Elisa era paciente; pero ella, Annelie, no.

—¿Cuánto tiempo mantendrás la esperanza de que os volveréis a encontrar? —le preguntó la madrastra—. ¿Cuánto tiempo aceptarás con resignación no recibir de su parte ninguna señal de vida?

No tuvo necesidad de pronunciar su nombre, ambas sabían a quién se refería.

—Pero yo se lo prometí…

—¿Qué le prometiste? ¿Malgastar tu vida? ¿Sacrificarle tu futuro? ¡Elisa, mira a tu alrededor! Nosotros, aquí, luchamos cada día por sobrevivir, ponemos todas nuestras fuerzas y nuestro empeño en dominar esta tierra salvaje, en doblegarla. ¡Y esa obra no es solo para nosotros, sino también para nuestra descendencia! ¡Ah, Elisa, me gustaría tanto tener hijos, pero esa felicidad me estará negada! ¡Para ti, en cambio, esa posibilidad existe! ¡No te aferres a ningún sueño que jamás se hará realidad! Cornelius es un buen hombre, sin duda; es inteligente, amable y es también muy atractivo, pero no está aquí. ¡Y aunque estuviera, no sería ni la mitad de buen agricultor que Lukas!

—Me cae bien Lukas, pero es tan…

—Ya…, es tan simple y callado como su padre —dijo Annelie terminando la frase de su hijastra—. ¡Bah, pues alégrate de eso! Jakob tuvo ese terrible accidente y desde entonces es tan solo una carga para su familia. Sin embargo, antes hizo todo lo que estaba en sus manos para alimentar a su mujer y a sus hijos. Trabajó duro, incansablemente, tomó decisiones…

Jakob había hecho todo lo que Richard no había hecho, todo lo que Richard no podía hacer.
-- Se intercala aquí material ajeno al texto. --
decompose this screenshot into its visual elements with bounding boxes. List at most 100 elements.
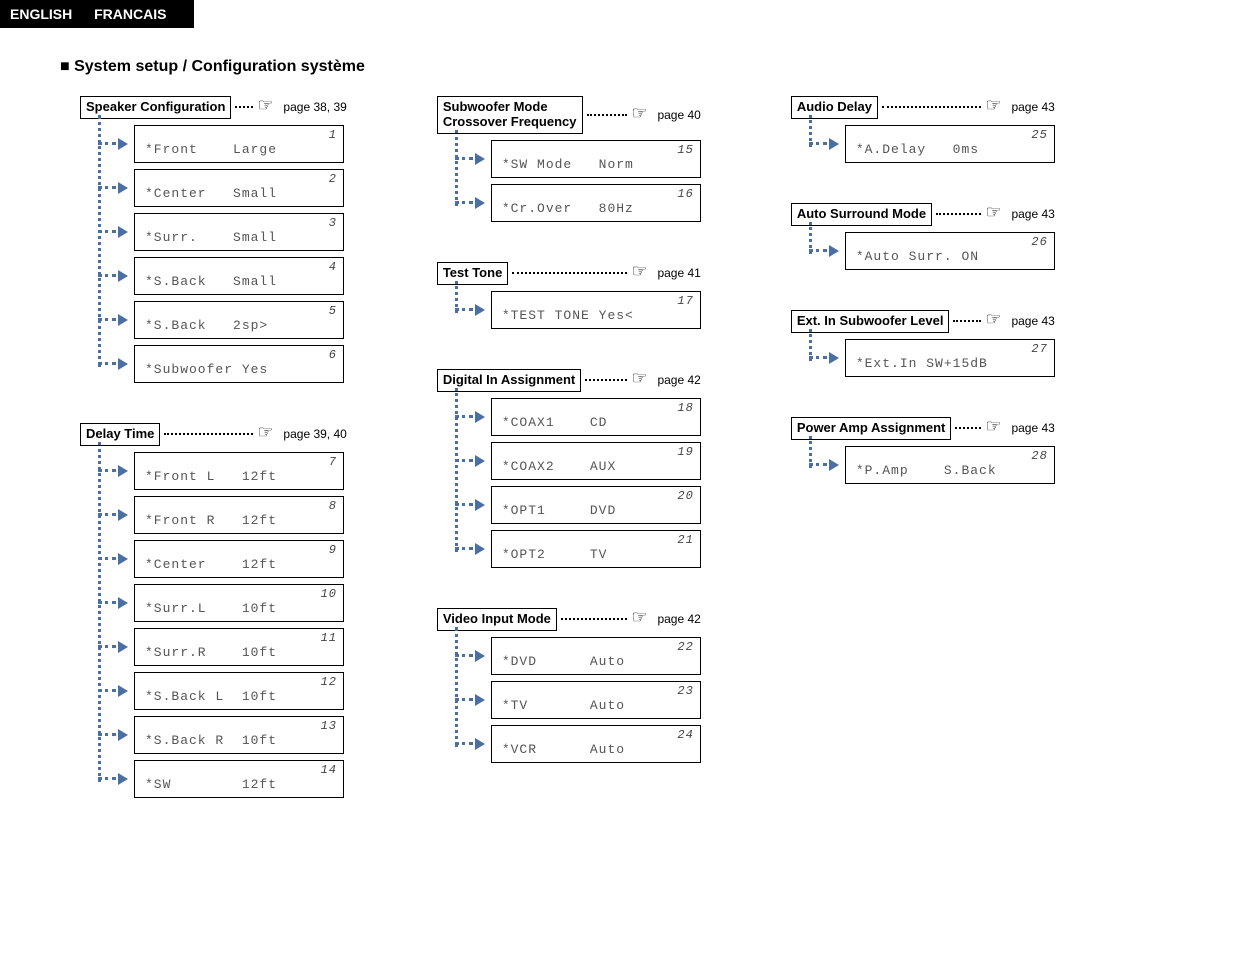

Annelie no lo dijo y tampoco era necesario que lo dijera. Entonces, la mujer de Richard vio cómo la confusión se apoderaba del rostro de su hijastra; había en él desgarramiento, tristeza y una duda que la corroía —y estaba claro que no era la primera vez que sentía ese resquemor.

—¿Y qué debo hacer entonces? —exclamó Elisa—. Ya casi no puedo soportar no haber sabido nada de él en tanto tiempo y que…

Se interrumpió. Y justo a tiempo consiguió reprimir un sollozo.

—Por lo menos, piénsatelo, analiza si Lukas es o no el hombre apropiado para ti —le dijo Annelie—. Estoy más que segura de que hará todo por ti, te lo entregaría todo. Y sería para vuestros hijos un buen padre, un padre magnífico incluso.

Entonces la mujer cerró los labios y se dio la vuelta con rapidez. No quería que Elisa viera que sus mejillas se habían ruborizado aún más.

«Lo siento mucho —iba pensando mientras se acercaba a la cocina—, lo siento infinitamente.»

Capítulo 21

Christl se miró con expresión de desdicha.

—¿De verdad tengo que ponerme estos harapos miserables para asistir a la boda de Lukas y Elisa? —exclamó con indignación.

En los últimos años había tenido que soportar con disgusto que su ropa se redujera a aquellos harapos, pero nunca ese disgusto había sido como en los últimos días. Era habitual que todos los colonos, sin excepción, llevaran las camisas manchadas y los pantalones y las faldas harapientas; entre ellos, la ropa de la propia Christl no llamaba tanto la atención. Pero ahora Elisa recibiría un vestido nuevo, confeccionado con el primer lino que habían tejido en las ruecas que ellos mismos habían hecho. ¡Y solo ella!